All das sind Rüstungsausgaben im eigentlichen Sinne. Um ein Militär einsatzfähig zu machen und zu unterhalten, sind noch viele andere Posten zu finanzieren: Unterkünfte, Infrastruktur, nicht zuletzt die Bezahlung der Militärangehörigen vom Sold bis zu den Pensionen und Hinterbliebenenrenten. In einem Land mit einem höheren Durchschnittseinkommen ist auch das Militär teurer. Entsprechend breit gestreut sind die wirtschaftlichen Interessen an der Existenz und einem Ausbau des Militärs, weit über den Militärisch-industriellen Komplex (MIK) hinaus. Allerdings profitieren nicht alle Unternehmen. Es gibt auch kapitalistische Zweifel am Sinn von Militärausgaben. Es hat sich herumgesprochen, dass nach 1945 Japan jahrzehntelang ohne diesen besonderen Abzug von der Akkumulation außerordentlich gewachsen ist.
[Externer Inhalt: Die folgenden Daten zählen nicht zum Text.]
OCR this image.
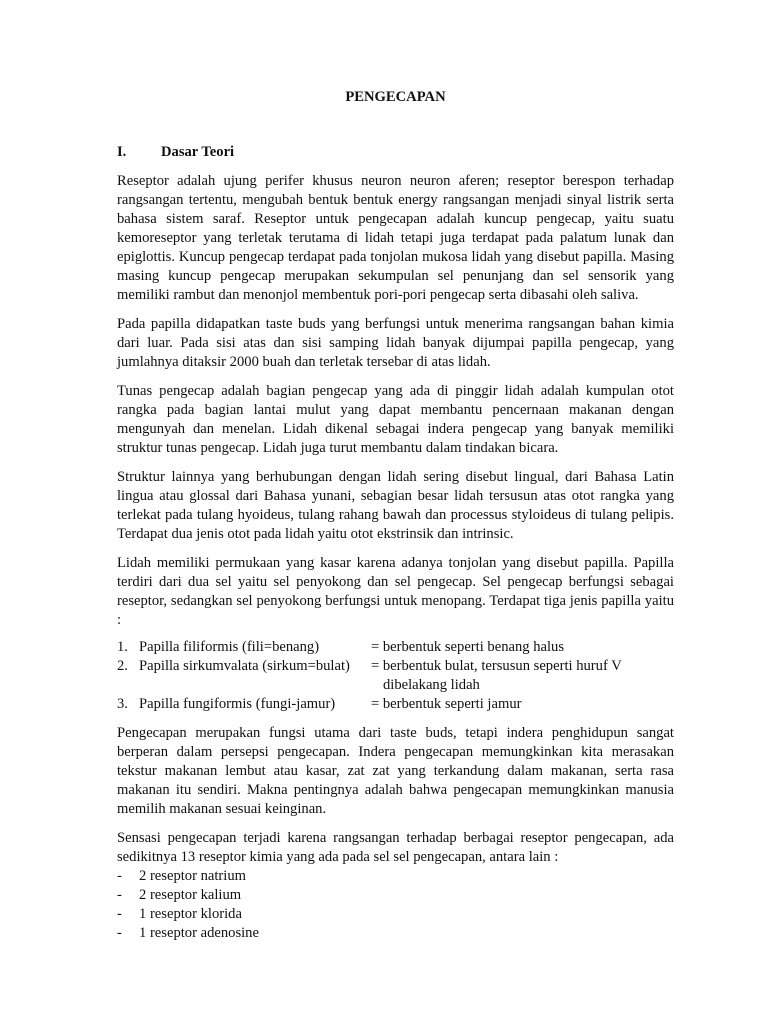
PENGECAPAN
I.	Dasar Teori

Reseptor adalah ujung perifer khusus neuron neuron aferen; reseptor berespon terhadap rangsangan tertentu, mengubah bentuk bentuk energy rangsangan menjadi sinyal listrik serta bahasa sistem saraf. Reseptor untuk pengecapan adalah kuncup pengecap, yaitu suatu kemoreseptor yang terletak terutama di lidah tetapi juga terdapat pada palatum lunak dan epiglottis. Kuncup pengecap terdapat pada tonjolan mukosa lidah yang disebut papilla. Masing masing kuncup pengecap merupakan sekumpulan sel penunjang dan sel sensorik yang memiliki rambut dan menonjol membentuk pori-pori pengecap serta dibasahi oleh saliva.

Pada papilla didapatkan taste buds yang berfungsi untuk menerima rangsangan bahan kimia dari luar. Pada sisi atas dan sisi samping lidah banyak dijumpai papilla pengecap, yang jumlahnya ditaksir 2000 buah dan terletak tersebar di atas lidah.

Tunas pengecap adalah bagian pengecap yang ada di pinggir lidah adalah kumpulan otot rangka pada bagian lantai mulut yang dapat membantu pencernaan makanan dengan mengunyah dan menelan. Lidah dikenal sebagai indera pengecap yang banyak memiliki struktur tunas pengecap. Lidah juga turut membantu dalam tindakan bicara.

Struktur lainnya yang berhubungan dengan lidah sering disebut lingual, dari Bahasa Latin lingua atau glossal dari Bahasa yunani, sebagian besar lidah tersusun atas otot rangka yang terlekat pada tulang hyoideus, tulang rahang bawah dan processus styloideus di tulang pelipis. Terdapat dua jenis otot pada lidah yaitu otot ekstrinsik dan intrinsic.

Lidah memiliki permukaan yang kasar karena adanya tonjolan yang disebut papilla. Papilla terdiri dari dua sel yaitu sel penyokong dan sel pengecap. Sel pengecap berfungsi sebagai reseptor, sedangkan sel penyokong berfungsi untuk menopang. Terdapat tiga jenis papilla yaitu :

1. Papilla filiformis (fili=benang)	= berbentuk seperti benang halus
2. Papilla sirkumvalata (sirkum=bulat)	= berbentuk bulat, tersusun seperti huruf V
dibelakang lidah
3. Papilla fungiformis (fungi-jamur)	= berbentuk seperti jamur

Pengecapan merupakan fungsi utama dari taste buds, tetapi indera penghidupun sangat berperan dalam persepsi pengecapan. Indera pengecapan memungkinkan kita merasakan tekstur makanan lembut atau kasar, zat zat yang terkandung dalam makanan, serta rasa makanan itu sendiri. Makna pentingnya adalah bahwa pengecapan memungkinkan manusia memilih makanan sesuai keinginan.

Sensasi pengecapan terjadi karena rangsangan terhadap berbagai reseptor pengecapan, ada sedikitnya 13 reseptor kimia yang ada pada sel sel pengecapan, antara lain :

-	2 reseptor natrium
-	2 reseptor kalium
-	1 reseptor klorida
-	1 reseptor adenosine
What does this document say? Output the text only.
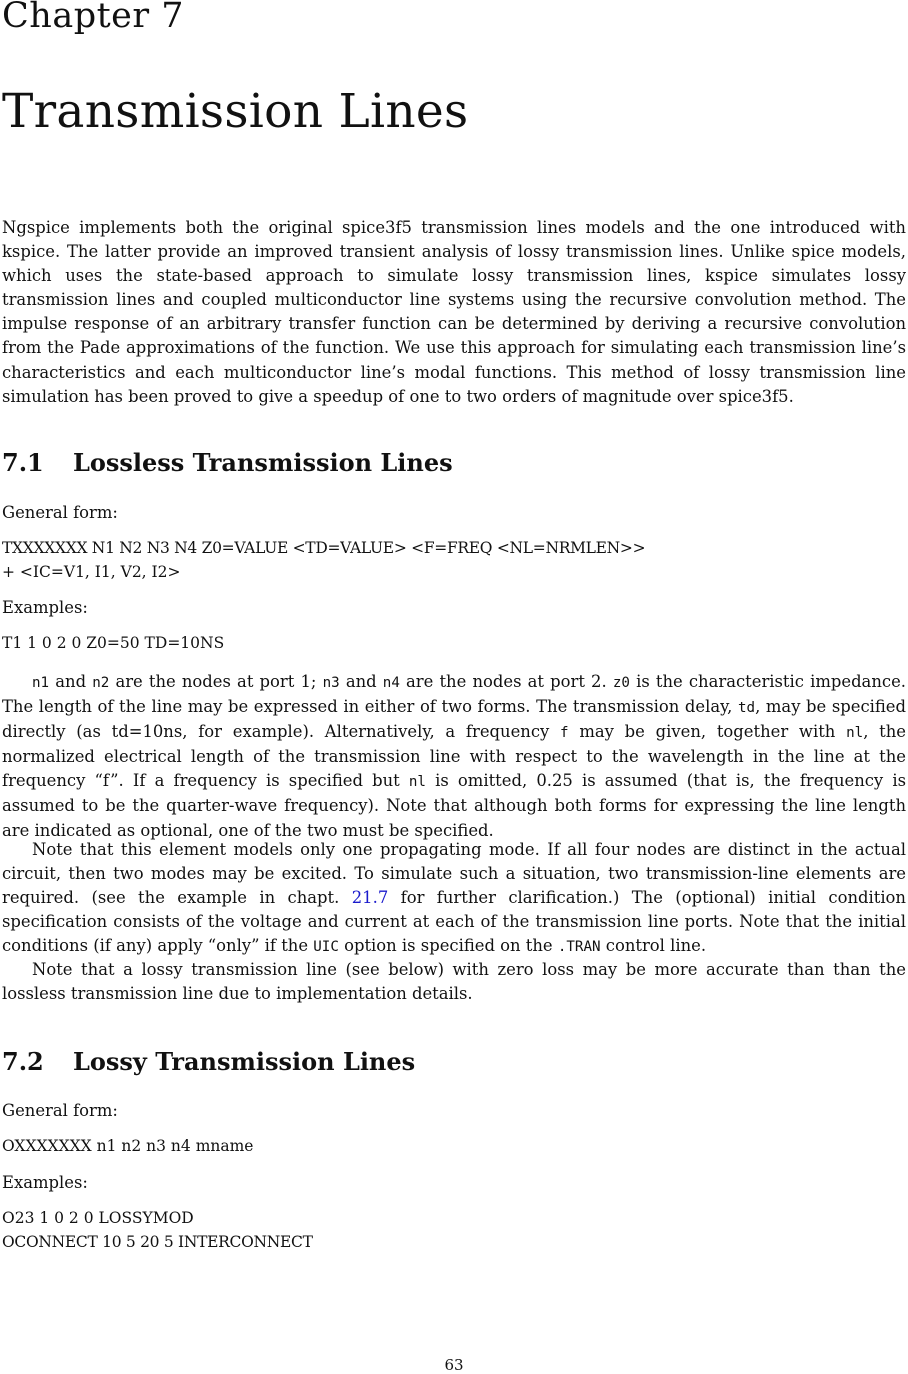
Chapter 7
Transmission Lines

Ngspice implements both the original spice3f5 transmission lines models and the one introduced with kspice. The latter provide an improved transient analysis of lossy transmission lines. Unlike spice models, which uses the state-based approach to simulate lossy transmission lines, kspice simulates lossy transmission lines and coupled multiconductor line systems using the recursive convolution method. The impulse response of an arbitrary transfer function can be determined by deriving a recursive convolution from the Pade approximations of the function. We use this approach for simulating each transmission line’s characteristics and each multiconductor line’s modal functions. This method of lossy transmission line simulation has been proved to give a speedup of one to two orders of magnitude over spice3f5.

7.1 Lossless Transmission Lines
General form:
TXXXXXXX N1 N2 N3 N4 Z0=VALUE <TD=VALUE> <F=FREQ <NL=NRMLEN>>
+ <IC=V1, I1, V2, I2>
Examples:
T1 1 0 2 0 Z0=50 TD=10NS

n1 and n2 are the nodes at port 1; n3 and n4 are the nodes at port 2. z0 is the characteristic impedance. The length of the line may be expressed in either of two forms. The transmission delay, td, may be specified directly (as td=10ns, for example). Alternatively, a frequency f may be given, together with nl, the normalized electrical length of the transmission line with respect to the wavelength in the line at the frequency “f”. If a frequency is specified but nl is omitted, 0.25 is assumed (that is, the frequency is assumed to be the quarter-wave frequency). Note that although both forms for expressing the line length are indicated as optional, one of the two must be specified.

Note that this element models only one propagating mode. If all four nodes are distinct in the actual circuit, then two modes may be excited. To simulate such a situation, two transmission-line elements are required. (see the example in chapt. 21.7 for further clarification.) The (optional) initial condition specification consists of the voltage and current at each of the transmission line ports. Note that the initial conditions (if any) apply “only” if the UIC option is specified on the .TRAN control line.

Note that a lossy transmission line (see below) with zero loss may be more accurate than than the lossless transmission line due to implementation details.

7.2 Lossy Transmission Lines
General form:
OXXXXXXX n1 n2 n3 n4 mname
Examples:
O23 1 0 2 0 LOSSYMOD
OCONNECT 10 5 20 5 INTERCONNECT
63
Das Sipri in Stockholm berichtet regelmäßig über die Militärausgaben in aller Welt: Im Jahr 2022 kam es auf weltweit insgesamt 2,2 Billionen Dollar2, etwa soviel wie das Bruttoinlandsprodukt Russlands im selben Jahr. Zum Vergleich: Frankreichs BIP lag bei 2,8 Billionen, Großbritannien kam auf 3, Deutschland auf 4,1 und Japan auf 4,2 Billionen Dollar. In einer anderen Liga befinden sich China mit einem Bruttoinlandsprodukt von 18 Billionen und die USA mit 25,5 Billionen Dollar.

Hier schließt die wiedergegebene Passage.